In case that isn't convincing. 1,894,447 (as of September 9th) Americans have died in the United States, since February 1st, when all causes of death are taken into account. The latest COVID death count is 175,866. Over 1 million Americans over the age of 75 have died since February 1st (1,028,792). Death, even death on a large scale, is common in our society...and yet we are weirdly fixated on COVID. To underscore this fact - a poll recently conducted by Franklin Templeton (accounting firm) showed that "for people aged 18-24, the share of those worried about serious health consequences is 400 times higher than the share of total COVID deaths; for those aged 25-34 it is 90 times higher..."

To me, it's a head-scratcher. We have more access to hard data than we have ever had for anything, and yet the story being painted by media (social and otherwise) doesn't match with reality. The question I keep asking myself is 'what is going on here!?"

The only logical conclusion I can make is that no one wants to be sued. That is the only conclusion that makes any logical sense when you look at the numbers. Every day - the media flashes up the current COVID death statistic, without giving it any context whatsoever, and so it has become a thing. They don't give it context within itself (number of deaths FROM covid vs. WITH covid), they don't give it any context in terms of what kills people commonly (cancer, heart disease, etc). They never mention that in a regular ho-hum year, 2.8 MILLION people die in this country of various causes.

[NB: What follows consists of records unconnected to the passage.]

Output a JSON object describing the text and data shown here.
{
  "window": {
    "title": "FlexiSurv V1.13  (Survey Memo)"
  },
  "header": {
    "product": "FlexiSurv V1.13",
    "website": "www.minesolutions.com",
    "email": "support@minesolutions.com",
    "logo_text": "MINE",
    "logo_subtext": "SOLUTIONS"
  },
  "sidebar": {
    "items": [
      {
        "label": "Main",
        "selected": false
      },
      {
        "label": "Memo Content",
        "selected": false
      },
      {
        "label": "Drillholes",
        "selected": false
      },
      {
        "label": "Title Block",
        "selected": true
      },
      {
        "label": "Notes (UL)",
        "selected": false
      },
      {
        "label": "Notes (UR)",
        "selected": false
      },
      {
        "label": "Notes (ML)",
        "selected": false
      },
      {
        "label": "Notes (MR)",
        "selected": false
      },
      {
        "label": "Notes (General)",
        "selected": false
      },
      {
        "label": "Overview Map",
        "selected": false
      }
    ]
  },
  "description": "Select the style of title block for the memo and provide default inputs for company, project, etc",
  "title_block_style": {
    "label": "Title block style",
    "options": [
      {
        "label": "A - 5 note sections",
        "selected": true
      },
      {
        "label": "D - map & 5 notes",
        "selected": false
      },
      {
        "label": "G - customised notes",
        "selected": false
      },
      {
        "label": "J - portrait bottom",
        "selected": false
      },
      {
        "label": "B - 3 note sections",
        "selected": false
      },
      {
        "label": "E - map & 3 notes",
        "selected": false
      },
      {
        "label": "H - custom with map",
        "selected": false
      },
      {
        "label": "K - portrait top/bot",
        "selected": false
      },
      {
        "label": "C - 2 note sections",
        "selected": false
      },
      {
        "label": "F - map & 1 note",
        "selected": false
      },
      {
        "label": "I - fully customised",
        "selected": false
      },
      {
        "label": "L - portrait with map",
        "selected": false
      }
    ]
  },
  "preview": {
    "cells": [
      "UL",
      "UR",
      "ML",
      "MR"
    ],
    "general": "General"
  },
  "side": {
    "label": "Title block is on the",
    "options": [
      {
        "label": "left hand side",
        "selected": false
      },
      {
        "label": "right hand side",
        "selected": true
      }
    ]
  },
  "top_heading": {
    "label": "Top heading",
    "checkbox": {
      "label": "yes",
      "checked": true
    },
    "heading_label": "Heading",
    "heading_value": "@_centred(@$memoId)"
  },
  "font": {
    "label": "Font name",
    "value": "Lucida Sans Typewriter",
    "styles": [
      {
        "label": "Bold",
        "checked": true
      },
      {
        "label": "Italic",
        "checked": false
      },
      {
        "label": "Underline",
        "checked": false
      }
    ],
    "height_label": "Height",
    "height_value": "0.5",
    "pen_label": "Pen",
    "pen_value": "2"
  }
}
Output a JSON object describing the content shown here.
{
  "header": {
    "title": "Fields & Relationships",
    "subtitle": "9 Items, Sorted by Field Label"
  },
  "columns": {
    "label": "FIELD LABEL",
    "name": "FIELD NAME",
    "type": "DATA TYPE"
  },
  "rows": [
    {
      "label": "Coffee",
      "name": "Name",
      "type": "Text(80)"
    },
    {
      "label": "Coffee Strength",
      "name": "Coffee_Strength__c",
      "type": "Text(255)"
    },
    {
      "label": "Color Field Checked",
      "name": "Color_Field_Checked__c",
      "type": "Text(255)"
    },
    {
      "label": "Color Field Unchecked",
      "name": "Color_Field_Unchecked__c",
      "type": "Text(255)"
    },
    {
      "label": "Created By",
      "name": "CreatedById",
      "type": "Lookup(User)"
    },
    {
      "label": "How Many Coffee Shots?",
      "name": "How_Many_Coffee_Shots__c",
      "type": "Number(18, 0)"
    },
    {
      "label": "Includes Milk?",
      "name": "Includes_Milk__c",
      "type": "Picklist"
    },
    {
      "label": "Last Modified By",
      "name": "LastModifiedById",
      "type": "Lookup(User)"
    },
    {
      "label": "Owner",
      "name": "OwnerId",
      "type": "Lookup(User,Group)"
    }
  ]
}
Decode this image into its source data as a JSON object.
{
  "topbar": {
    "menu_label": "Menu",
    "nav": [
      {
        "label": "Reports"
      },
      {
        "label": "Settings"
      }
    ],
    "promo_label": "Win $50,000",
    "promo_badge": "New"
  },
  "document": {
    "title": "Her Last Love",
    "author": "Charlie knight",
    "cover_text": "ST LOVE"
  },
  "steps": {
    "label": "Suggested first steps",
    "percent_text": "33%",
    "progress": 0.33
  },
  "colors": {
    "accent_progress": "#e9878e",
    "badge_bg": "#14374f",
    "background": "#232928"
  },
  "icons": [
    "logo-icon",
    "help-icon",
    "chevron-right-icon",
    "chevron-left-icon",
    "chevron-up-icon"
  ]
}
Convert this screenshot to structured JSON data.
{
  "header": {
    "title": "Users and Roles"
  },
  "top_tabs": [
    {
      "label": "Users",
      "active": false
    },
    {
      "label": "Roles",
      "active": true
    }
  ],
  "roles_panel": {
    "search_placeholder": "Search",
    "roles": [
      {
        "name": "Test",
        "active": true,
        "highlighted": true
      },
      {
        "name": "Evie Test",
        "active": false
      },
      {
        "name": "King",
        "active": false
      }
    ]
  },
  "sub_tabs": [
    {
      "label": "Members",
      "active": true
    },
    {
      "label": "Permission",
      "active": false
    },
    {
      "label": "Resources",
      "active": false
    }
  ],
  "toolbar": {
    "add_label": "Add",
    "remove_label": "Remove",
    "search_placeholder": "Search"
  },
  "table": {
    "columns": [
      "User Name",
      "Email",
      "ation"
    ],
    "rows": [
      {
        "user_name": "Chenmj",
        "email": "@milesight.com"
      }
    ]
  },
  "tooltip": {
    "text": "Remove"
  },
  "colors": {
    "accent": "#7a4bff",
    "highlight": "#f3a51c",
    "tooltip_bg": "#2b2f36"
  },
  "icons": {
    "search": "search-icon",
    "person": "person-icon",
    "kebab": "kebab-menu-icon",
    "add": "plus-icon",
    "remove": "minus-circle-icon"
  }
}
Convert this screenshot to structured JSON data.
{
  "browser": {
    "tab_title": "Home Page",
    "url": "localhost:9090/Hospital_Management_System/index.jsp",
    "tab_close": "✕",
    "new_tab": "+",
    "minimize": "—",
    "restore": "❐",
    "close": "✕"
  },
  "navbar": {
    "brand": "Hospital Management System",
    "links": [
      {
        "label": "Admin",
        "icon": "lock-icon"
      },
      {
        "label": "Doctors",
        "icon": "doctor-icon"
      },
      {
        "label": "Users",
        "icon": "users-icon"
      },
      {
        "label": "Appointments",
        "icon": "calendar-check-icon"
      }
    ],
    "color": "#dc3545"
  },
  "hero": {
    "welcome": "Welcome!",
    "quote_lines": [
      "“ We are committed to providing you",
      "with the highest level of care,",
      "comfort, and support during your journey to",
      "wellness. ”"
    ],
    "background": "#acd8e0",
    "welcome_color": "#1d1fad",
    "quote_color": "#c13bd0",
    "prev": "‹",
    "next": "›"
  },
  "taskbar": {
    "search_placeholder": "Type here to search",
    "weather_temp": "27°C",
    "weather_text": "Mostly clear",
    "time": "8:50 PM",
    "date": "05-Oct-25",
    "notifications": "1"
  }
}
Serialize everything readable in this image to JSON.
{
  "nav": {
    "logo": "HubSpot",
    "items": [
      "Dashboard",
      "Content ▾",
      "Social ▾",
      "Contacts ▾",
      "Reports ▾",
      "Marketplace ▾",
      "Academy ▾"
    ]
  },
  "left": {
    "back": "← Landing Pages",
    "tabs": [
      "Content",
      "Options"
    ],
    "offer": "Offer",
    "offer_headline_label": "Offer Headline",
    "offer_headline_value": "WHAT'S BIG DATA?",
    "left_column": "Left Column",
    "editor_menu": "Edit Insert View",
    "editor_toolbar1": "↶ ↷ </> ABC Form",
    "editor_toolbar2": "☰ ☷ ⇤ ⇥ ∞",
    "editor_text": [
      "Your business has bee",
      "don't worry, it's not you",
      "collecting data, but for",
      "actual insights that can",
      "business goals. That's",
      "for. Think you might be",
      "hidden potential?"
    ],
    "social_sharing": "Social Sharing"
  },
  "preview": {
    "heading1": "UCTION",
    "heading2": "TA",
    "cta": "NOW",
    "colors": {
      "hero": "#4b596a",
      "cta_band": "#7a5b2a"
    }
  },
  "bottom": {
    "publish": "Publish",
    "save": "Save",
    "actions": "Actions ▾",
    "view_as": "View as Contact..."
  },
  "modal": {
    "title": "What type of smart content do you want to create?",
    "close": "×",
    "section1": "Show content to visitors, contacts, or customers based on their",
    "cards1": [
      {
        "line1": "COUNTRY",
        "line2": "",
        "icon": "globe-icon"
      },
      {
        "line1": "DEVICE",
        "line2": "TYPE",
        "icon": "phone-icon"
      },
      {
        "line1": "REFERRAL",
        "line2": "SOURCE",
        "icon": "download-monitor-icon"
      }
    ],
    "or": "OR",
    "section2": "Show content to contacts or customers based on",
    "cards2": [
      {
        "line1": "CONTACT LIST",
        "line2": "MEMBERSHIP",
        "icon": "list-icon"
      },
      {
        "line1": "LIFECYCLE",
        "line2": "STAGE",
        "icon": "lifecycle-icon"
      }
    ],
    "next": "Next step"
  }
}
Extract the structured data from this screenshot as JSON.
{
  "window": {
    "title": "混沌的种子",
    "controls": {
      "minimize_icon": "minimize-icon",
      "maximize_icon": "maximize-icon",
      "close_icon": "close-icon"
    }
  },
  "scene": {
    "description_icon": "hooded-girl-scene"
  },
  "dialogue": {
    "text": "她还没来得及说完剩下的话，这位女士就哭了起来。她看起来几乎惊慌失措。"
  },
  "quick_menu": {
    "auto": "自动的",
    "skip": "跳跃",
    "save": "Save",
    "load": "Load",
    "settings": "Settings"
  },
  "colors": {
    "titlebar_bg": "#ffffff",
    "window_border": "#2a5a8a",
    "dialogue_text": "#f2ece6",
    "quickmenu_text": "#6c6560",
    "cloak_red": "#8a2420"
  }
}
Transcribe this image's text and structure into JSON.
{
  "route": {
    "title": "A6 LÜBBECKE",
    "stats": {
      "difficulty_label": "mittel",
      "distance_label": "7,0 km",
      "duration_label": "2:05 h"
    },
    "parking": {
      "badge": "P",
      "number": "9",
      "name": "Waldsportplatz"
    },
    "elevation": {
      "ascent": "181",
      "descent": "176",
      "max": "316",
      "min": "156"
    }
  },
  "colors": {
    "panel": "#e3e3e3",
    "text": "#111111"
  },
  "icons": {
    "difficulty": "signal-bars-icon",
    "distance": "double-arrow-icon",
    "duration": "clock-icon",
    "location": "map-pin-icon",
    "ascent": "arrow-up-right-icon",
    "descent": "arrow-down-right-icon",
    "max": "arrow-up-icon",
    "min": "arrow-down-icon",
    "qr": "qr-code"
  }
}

And so we have what we have - schools closed, college students forced to wear masks almost 24/7, no fans in the stands, no concerts or large gatherings, businesses closing left and right, widespread unemployment or underemployment and on and on and on. PEOPLE - the folks making decisions have the same numbers that are available to you and I. 180,000 as a number, without any context, sounds like a lot, but it's not. It just isn't, even as it relates to death. And yet, we continually hear from people like Dr. Fauci and our governors, that we won't be "safe" until we have a vaccine. Dr. Fauci said yesterday that even when we get a vaccine, it will have to have been available for 6 months to a year until it's administered to enough people to make a difference. I guarantee you Dr. Fauci knows what is truly at risk here - it is his reputation. A reputation that has been hard fought over decades of time. You put a mic in his face and ask him, "Dr. Fauci, when will we be able to go back to normal again?" - he won't be hedging his bets. He's going to say the thing that preserves his reputation. The problem is, we aren't asking enough people - we aren't asking other experts in other fields what the consequences of shutdowns, social distancing, closing schools, making people wear masks, preventing people from dining out inside, etc. are. There needs to be more voices in the room where the policy decisions are being made. There needs to be federal leadership with regard to protecting businesses and individuals from litigation related to COVID-19. These are common-sense actions that no one is taking - and so we continue, in this malaise of uncertainty and fear, waiting for a phantom vaccine that may never come. How much longer will we tolerate this?